Pattern 物件

剖析、驗證規則表示式往往是最耗時的階段，在頻繁使用某規則表示式的場合，若可以將剖析、驗證過後的規則表示式重複使用，對效率將會有幫助。

compile

re.compile 可以建立規則表示式物件，在剖析、驗證過規則表示式無誤後傳回的規則表示式物件可以重複使用。例如：

regex = re.compile(r'.*foo')

re.compile 函式可以指定 flags 參數，進一步設定規則表示式物件的行為，例如想不分大小寫比對 dog 文字，可以如下：

regex = re.compile(r'dog', re.IGNORECASE)

也可以在規則表示式中使用行內旗標（Inline flag）。例如 re.IGNORECASE 等效的嵌入旗標表示法為 (?i)，以下片段效果等同上例：

regex= re.compile('(?i)dog')

行內旗標可使用的字元有 i、a、m、s、L、x，各自對應著 re.compile 函式的 flags 參數之作用：

re.IGNORECASE 或 re.I：(?i)
re.ASCII 或 re.A：(?a)
re.MULTILINE 或 re.M：(?m)
re.DOTALL 或 re.S：(?s)
re.LOCALE 或 re.L：(?L)
re.VERBOSE 或 re.X：(?x)

Python 預設支援 Unicode 模式，若想令規則表示式的字元類回歸傳統僅比對ASCII的模式，可以使用 re.ASCII；re.MULTILINE 啟用多行文字模式（影響了 ^、$ 的行為，換行字元後、前會被視為行首、行尾）；預設情況下.不匹配換行字元，可設置 re.DOTALL 來匹配換行字元。

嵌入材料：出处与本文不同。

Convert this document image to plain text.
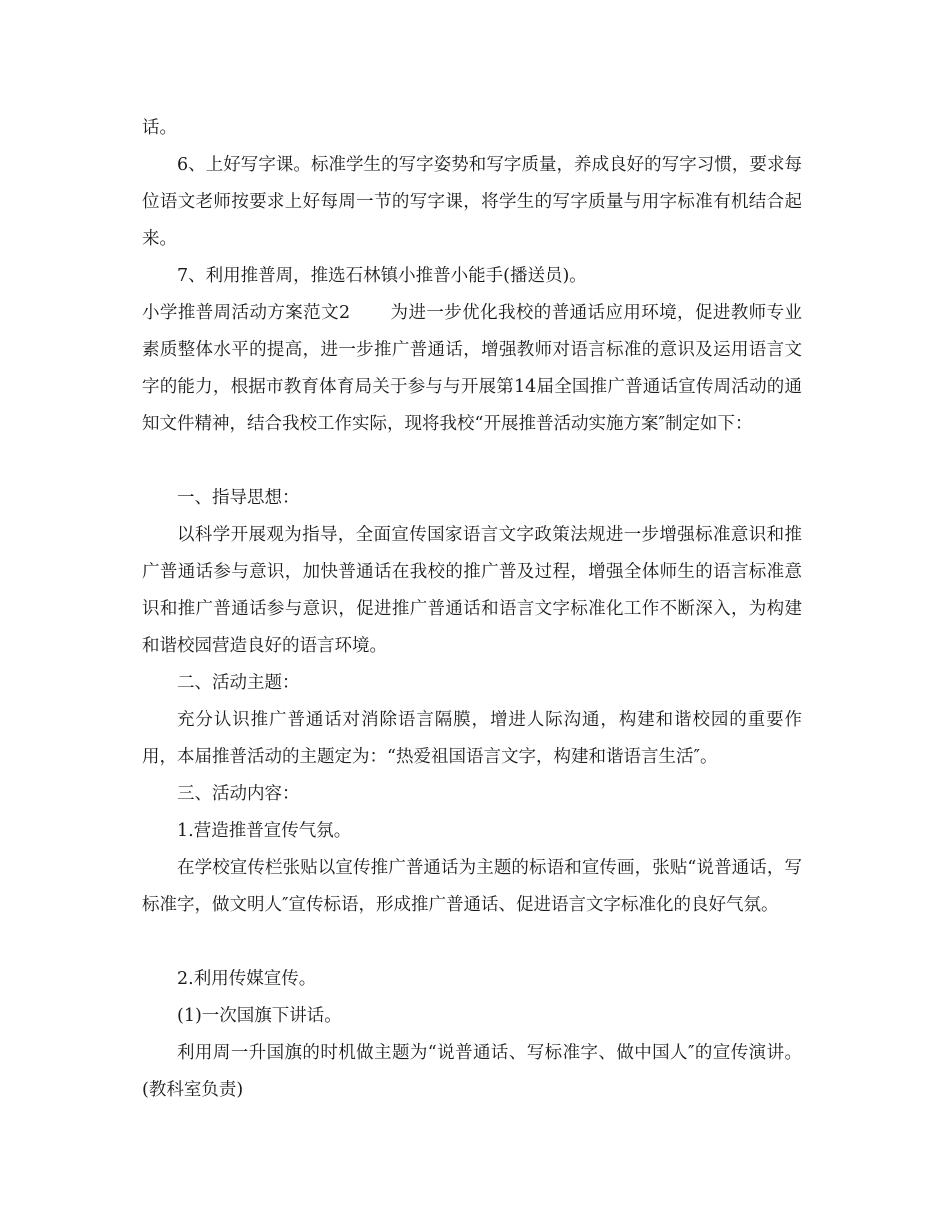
话。

6、上好写字课。标准学生的写字姿势和写字质量，养成良好的写字习惯，要求每位语文老师按要求上好每周一节的写字课，将学生的写字质量与用字标准有机结合起来。

7、利用推普周，推选石林镇小推普小能手(播送员)。

小学推普周活动方案范文2 为进一步优化我校的普通话应用环境，促进教师专业素质整体水平的提高，进一步推广普通话，增强教师对语言标准的意识及运用语言文字的能力，根据市教育体育局关于参与与开展第14届全国推广普通话宣传周活动的通知文件精神，结合我校工作实际，现将我校“开展推普活动实施方案″制定如下：

一、指导思想：

以科学开展观为指导，全面宣传国家语言文字政策法规进一步增强标准意识和推广普通话参与意识，加快普通话在我校的推广普及过程，增强全体师生的语言标准意识和推广普通话参与意识，促进推广普通话和语言文字标准化工作不断深入，为构建和谐校园营造良好的语言环境。

二、活动主题：

充分认识推广普通话对消除语言隔膜，增进人际沟通，构建和谐校园的重要作用，本届推普活动的主题定为：“热爱祖国语言文字，构建和谐语言生活″。

三、活动内容：

1.营造推普宣传气氛。

在学校宣传栏张贴以宣传推广普通话为主题的标语和宣传画，张贴“说普通话，写标准字，做文明人″宣传标语，形成推广普通话、促进语言文字标准化的良好气氛。

2.利用传媒宣传。

(1)一次国旗下讲话。

利用周一升国旗的时机做主题为“说普通话、写标准字、做中国人″的宣传演讲。(教科室负责)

不建議設置 re.LOCALE，它會根據區域設定而影響 \w、\W、\b、\B 以及大小寫判斷，因為區域機制並不可靠而且一次只能處理一種區域。

re.VERBOSE 可以「排版」規則表示式，空白（除非被放在字元類、反斜線後等情況，可參考 re 模組說明）會被忽略、可以使用 # 為規則表示式添加註解等。例如，底下的 a 與 b 代表等效的規則表示式：

a = re.compile(r"""\d +  # 整數部份
                   \.    # 小數點
                   \d *  # 小數數字""", re.X)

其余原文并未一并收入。